Aggarwal, Ajay wrote:
> Thanks to all who have given different suggestions.
>
> Binding HTTP (port 80) to 127.0.0.1 and HTTPS (port 443) to external/public IP will not
work for me. My situation is slightly more complicated.
Now why did I guess that already ?
Probably the experience of customer-written specifications.
:-)
For external clients, I want to enforce SSL only on part of my application (certain URLs)
not all.
>
> I will look into URL Rewrite as suggested by Nicholas.
>
And when you really take into account all aspects of the requirements (authentication for
the externals ?), you may still want to have a second look at the 2 <Host> possibilities.
Mixing SSL and non-SSL parts within the same application is - in my humble view - a recipe
for a lot of complications and user inconvenience.

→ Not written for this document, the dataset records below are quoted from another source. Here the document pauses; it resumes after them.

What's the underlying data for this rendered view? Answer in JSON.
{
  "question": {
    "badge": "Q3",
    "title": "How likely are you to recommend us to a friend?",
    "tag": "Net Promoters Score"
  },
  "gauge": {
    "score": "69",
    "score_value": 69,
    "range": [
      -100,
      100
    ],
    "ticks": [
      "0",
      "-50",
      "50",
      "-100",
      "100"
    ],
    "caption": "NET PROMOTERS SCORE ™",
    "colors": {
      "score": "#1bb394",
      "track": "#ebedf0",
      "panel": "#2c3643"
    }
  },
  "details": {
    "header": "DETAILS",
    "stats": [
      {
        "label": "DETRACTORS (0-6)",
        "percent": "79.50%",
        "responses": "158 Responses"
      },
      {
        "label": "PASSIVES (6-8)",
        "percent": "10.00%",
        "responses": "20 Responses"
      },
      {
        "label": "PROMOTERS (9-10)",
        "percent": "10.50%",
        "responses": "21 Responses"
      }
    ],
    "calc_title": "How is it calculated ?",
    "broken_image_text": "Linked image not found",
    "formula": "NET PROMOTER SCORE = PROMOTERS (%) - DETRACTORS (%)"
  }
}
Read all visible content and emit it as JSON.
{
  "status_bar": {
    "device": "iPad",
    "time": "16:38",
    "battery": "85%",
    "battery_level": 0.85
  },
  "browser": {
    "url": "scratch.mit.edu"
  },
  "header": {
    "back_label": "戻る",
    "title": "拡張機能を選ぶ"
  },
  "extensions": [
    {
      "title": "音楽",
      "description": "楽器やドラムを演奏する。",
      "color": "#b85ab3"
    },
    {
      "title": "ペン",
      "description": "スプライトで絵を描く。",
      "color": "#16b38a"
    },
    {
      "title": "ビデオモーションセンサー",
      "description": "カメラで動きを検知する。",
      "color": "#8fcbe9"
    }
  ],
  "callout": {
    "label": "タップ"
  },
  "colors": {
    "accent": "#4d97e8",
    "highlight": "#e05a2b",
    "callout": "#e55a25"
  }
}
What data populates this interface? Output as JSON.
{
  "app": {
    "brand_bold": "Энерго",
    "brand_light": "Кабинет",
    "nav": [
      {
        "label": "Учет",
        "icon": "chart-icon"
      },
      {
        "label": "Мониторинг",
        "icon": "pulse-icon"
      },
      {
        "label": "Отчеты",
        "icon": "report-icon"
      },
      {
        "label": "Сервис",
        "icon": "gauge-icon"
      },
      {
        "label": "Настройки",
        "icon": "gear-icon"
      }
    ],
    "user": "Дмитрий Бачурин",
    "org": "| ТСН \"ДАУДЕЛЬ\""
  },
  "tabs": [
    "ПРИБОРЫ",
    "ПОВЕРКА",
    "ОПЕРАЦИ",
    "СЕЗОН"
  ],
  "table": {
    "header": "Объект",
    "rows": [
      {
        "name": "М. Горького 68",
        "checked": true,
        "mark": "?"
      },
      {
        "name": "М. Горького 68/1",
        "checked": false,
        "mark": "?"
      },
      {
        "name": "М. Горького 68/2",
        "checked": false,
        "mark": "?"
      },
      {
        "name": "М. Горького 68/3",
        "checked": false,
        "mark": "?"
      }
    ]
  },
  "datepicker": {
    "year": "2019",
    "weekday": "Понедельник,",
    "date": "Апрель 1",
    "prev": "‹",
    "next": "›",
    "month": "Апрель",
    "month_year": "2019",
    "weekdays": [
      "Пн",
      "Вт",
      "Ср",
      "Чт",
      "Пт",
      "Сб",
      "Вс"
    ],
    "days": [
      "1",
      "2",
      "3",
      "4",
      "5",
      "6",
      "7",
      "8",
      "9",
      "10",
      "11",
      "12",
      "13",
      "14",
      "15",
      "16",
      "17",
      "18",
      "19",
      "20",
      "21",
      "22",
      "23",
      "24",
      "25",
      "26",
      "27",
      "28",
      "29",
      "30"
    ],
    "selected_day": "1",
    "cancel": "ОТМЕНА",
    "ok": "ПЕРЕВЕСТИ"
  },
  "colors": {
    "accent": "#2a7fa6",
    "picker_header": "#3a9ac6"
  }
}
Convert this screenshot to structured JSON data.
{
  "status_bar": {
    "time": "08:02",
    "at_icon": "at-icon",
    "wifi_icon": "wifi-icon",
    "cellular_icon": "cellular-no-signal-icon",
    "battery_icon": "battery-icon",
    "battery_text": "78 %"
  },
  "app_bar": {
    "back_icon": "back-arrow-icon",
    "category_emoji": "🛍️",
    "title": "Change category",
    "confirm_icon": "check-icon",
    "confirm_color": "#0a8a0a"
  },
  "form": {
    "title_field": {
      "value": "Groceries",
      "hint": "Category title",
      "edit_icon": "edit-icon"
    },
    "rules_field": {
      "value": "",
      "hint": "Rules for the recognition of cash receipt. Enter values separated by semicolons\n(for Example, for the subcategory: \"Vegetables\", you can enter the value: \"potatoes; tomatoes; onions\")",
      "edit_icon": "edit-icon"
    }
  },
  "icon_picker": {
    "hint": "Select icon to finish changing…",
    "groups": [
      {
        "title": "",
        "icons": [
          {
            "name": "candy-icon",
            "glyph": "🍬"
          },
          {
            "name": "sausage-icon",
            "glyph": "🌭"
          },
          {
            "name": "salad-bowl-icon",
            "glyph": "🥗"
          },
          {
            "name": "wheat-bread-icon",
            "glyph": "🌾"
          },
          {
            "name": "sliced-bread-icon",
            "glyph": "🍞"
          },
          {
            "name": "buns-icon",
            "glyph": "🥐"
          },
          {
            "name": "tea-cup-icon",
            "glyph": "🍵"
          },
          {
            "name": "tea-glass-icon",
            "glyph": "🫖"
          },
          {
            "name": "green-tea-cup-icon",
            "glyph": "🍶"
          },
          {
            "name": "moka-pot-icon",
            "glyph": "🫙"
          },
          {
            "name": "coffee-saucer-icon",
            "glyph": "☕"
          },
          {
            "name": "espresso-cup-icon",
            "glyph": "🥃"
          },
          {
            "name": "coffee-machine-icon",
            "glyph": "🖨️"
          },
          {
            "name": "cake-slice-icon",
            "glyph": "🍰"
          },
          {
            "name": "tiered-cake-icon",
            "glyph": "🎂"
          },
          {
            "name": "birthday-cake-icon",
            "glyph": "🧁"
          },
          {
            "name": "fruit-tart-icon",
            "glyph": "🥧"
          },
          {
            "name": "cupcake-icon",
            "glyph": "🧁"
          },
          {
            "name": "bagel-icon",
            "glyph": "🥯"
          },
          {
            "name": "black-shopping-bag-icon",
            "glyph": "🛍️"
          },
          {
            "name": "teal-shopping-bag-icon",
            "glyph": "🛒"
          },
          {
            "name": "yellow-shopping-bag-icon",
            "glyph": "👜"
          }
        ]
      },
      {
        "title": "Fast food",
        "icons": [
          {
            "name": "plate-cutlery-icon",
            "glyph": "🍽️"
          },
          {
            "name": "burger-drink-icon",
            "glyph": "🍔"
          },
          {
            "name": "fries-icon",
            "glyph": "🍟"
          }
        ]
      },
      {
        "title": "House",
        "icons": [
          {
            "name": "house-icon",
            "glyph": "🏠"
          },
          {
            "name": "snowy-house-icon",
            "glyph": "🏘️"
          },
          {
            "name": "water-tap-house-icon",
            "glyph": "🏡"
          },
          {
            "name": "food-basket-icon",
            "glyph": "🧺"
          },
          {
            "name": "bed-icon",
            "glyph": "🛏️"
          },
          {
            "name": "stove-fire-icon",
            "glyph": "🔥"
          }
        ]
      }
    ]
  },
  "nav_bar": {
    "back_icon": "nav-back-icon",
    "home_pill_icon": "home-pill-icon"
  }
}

(Such as : some browsers will pop up a message to the user, when switching from HTTP to
HTTPS and vice-versa)
Q: if a part of it, for some category of users, has to go through HTTPS, then what stops
you from making it all HTTPS for everyone, internal and external ?
Q: what about a simple front-end proxy, which would take care of the HTTPS part for the
externals, and connect internally to Tomcat over standard HTTP ?
The internals can go around the proxy and access the application directly via HTTP.
A minimal Apache httpd, running on the same box, would do that easily.